Torsion instability of soft solid cylinders

TL;DR

This paper investigates the torsion instability in soft cylinders under combined axial stretch and torsion, using incremental elastic theory and numerical methods to analyze stability and surface wrinkling phenomena.

Contribution

It introduces a comprehensive theoretical and numerical framework for analyzing torsion instability in soft cylinders with finite strains and axial stretch.

Findings

Identifies critical conditions for surface wrinkling under torsion.

Shows influence of material parameters on stability thresholds.

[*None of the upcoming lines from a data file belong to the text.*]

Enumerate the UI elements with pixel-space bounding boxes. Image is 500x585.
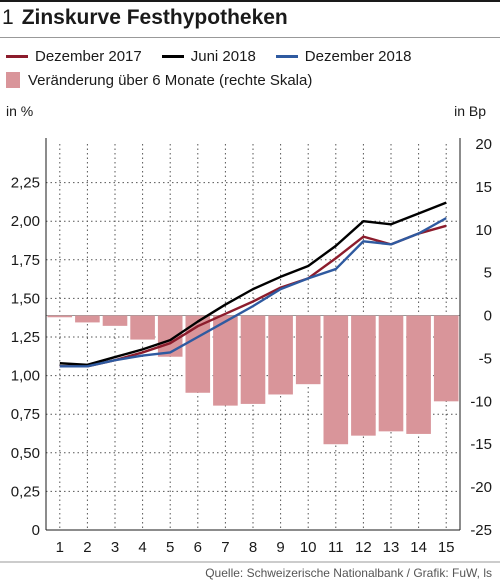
line-series-2 xyxy=(59,217,447,368)
legend-swatch-change xyxy=(6,72,20,88)
y-left-tick-label: 2,25 xyxy=(11,175,40,192)
x-tick-label: 11 xyxy=(328,539,344,556)
left-axis-unit: in % xyxy=(6,103,34,119)
bar-change xyxy=(75,315,100,323)
legend-item-change: Veränderung über 6 Monate (rechte Skala) xyxy=(6,72,312,89)
y-right-tick-label: 20 xyxy=(475,136,492,153)
y-left-tick-label: 1,00 xyxy=(11,368,40,385)
legend-swatch-jun2018 xyxy=(161,54,184,58)
top-rule xyxy=(0,0,500,2)
legend-swatch-dez2018 xyxy=(275,54,298,58)
x-tick-label: 9 xyxy=(276,539,284,556)
x-tick-label: 13 xyxy=(383,539,400,556)
x-tick-label: 15 xyxy=(438,539,455,556)
x-tick-label: 5 xyxy=(166,539,174,556)
y-right-tick-label: -5 xyxy=(479,350,492,367)
y-left-tick-label: 0,75 xyxy=(11,406,40,423)
bar-change xyxy=(157,315,183,357)
bar-change xyxy=(295,315,321,385)
y-left-tick-label: 0,25 xyxy=(11,483,40,500)
legend-label-jun2018: Juni 2018 xyxy=(190,47,256,65)
y-right-tick-label: -20 xyxy=(470,479,492,496)
legend-swatch-dez2017 xyxy=(6,54,28,58)
title-divider xyxy=(0,37,500,38)
bar-change xyxy=(240,315,266,404)
y-left-tick-label: 2,00 xyxy=(11,213,40,230)
legend-item-dez2018: Dezember 2018 xyxy=(275,47,412,65)
legend-label-dez2018: Dezember 2018 xyxy=(304,47,412,65)
x-tick-label: 12 xyxy=(355,539,372,556)
bar-change xyxy=(433,315,459,402)
y-left-tick-label: 0,50 xyxy=(11,445,40,462)
y-right-tick-label: 5 xyxy=(484,265,492,282)
bar-change xyxy=(47,315,73,318)
x-tick-label: 14 xyxy=(410,539,427,556)
bar-change xyxy=(130,315,155,340)
y-left-tick-label: 1,50 xyxy=(11,290,40,307)
right-axis-unit: in Bp xyxy=(454,103,486,119)
line-series-1 xyxy=(59,201,447,366)
bar-change xyxy=(406,315,431,434)
x-tick-label: 2 xyxy=(83,539,91,556)
legend-item-jun2018: Juni 2018 xyxy=(161,47,256,65)
x-tick-label: 1 xyxy=(56,539,64,556)
x-tick-label: 3 xyxy=(111,539,119,556)
bar-change xyxy=(268,315,293,395)
y-right-tick-label: -10 xyxy=(470,393,492,410)
y-right-tick-label: 0 xyxy=(484,308,492,325)
bar-change xyxy=(213,315,238,406)
y-right-tick-label: -15 xyxy=(470,436,492,453)
bar-change xyxy=(102,315,128,326)
legend-label-change: Veränderung über 6 Monate (rechte Skala) xyxy=(28,71,313,89)
x-tick-label: 10 xyxy=(300,539,317,556)
bar-change xyxy=(323,315,349,445)
y-right-tick-label: 15 xyxy=(475,179,492,196)
x-tick-label: 7 xyxy=(221,539,229,556)
x-tick-label: 8 xyxy=(249,539,257,556)
y-right-tick-label: -25 xyxy=(470,522,492,539)
chart-title: 1 Zinskurve Festhypotheken xyxy=(2,6,288,30)
bar-change xyxy=(351,315,376,436)
y-left-tick-label: 1,25 xyxy=(11,329,40,346)
y-right-tick-label: 10 xyxy=(475,222,492,239)
y-left-tick-label: 0 xyxy=(32,522,40,539)
source-credit: Quelle: Schweizerische Nationalbank / Gr… xyxy=(205,566,492,580)
y-left-tick-label: 1,75 xyxy=(11,252,40,269)
chart-number: 1 xyxy=(2,6,14,29)
chart-title-text: Zinskurve Festhypotheken xyxy=(21,6,288,29)
x-tick-label: 6 xyxy=(194,539,202,556)
legend-label-dez2017: Dezember 2017 xyxy=(35,47,142,65)
legend: Dezember 2017 Juni 2018 Dezember 2018 Ve… xyxy=(6,44,496,92)
legend-item-dez2017: Dezember 2017 xyxy=(6,48,142,65)
x-tick-label: 4 xyxy=(138,539,146,556)
bar-change xyxy=(378,315,404,432)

Develops a robust numerical method for stability analysis.

Abstract

The application of pure torsion to a long and thin cylindrical rod is known to provoke a twisting instability, evolving from an initial kink to a knot. In the torsional parallel-plate rheometry of stubby cylinders, the geometrical constraints impose zero displacement of the axis of the cylinder, preventing the occurrence of such twisting instability. Under these experimental conditions, wrinkles occur on the cylinder's surface at a given critical angle of torsion. Here we investigate this subclass of elastic instability--which we call torsion instability--of soft cylinders subject to a combined finite axial stretch and torsion, by applying the theory of incremental elastic deformation superimposed on finite strains. We formulate the incremental boundary elastic problem in the Stroh differential form, and use the surface impedance method to build a robust numerical procedure for deriving the marginal stability curves. We present the results for a Mooney-Rivlin material and study the influence of the material parameters on the elastic bifurcation.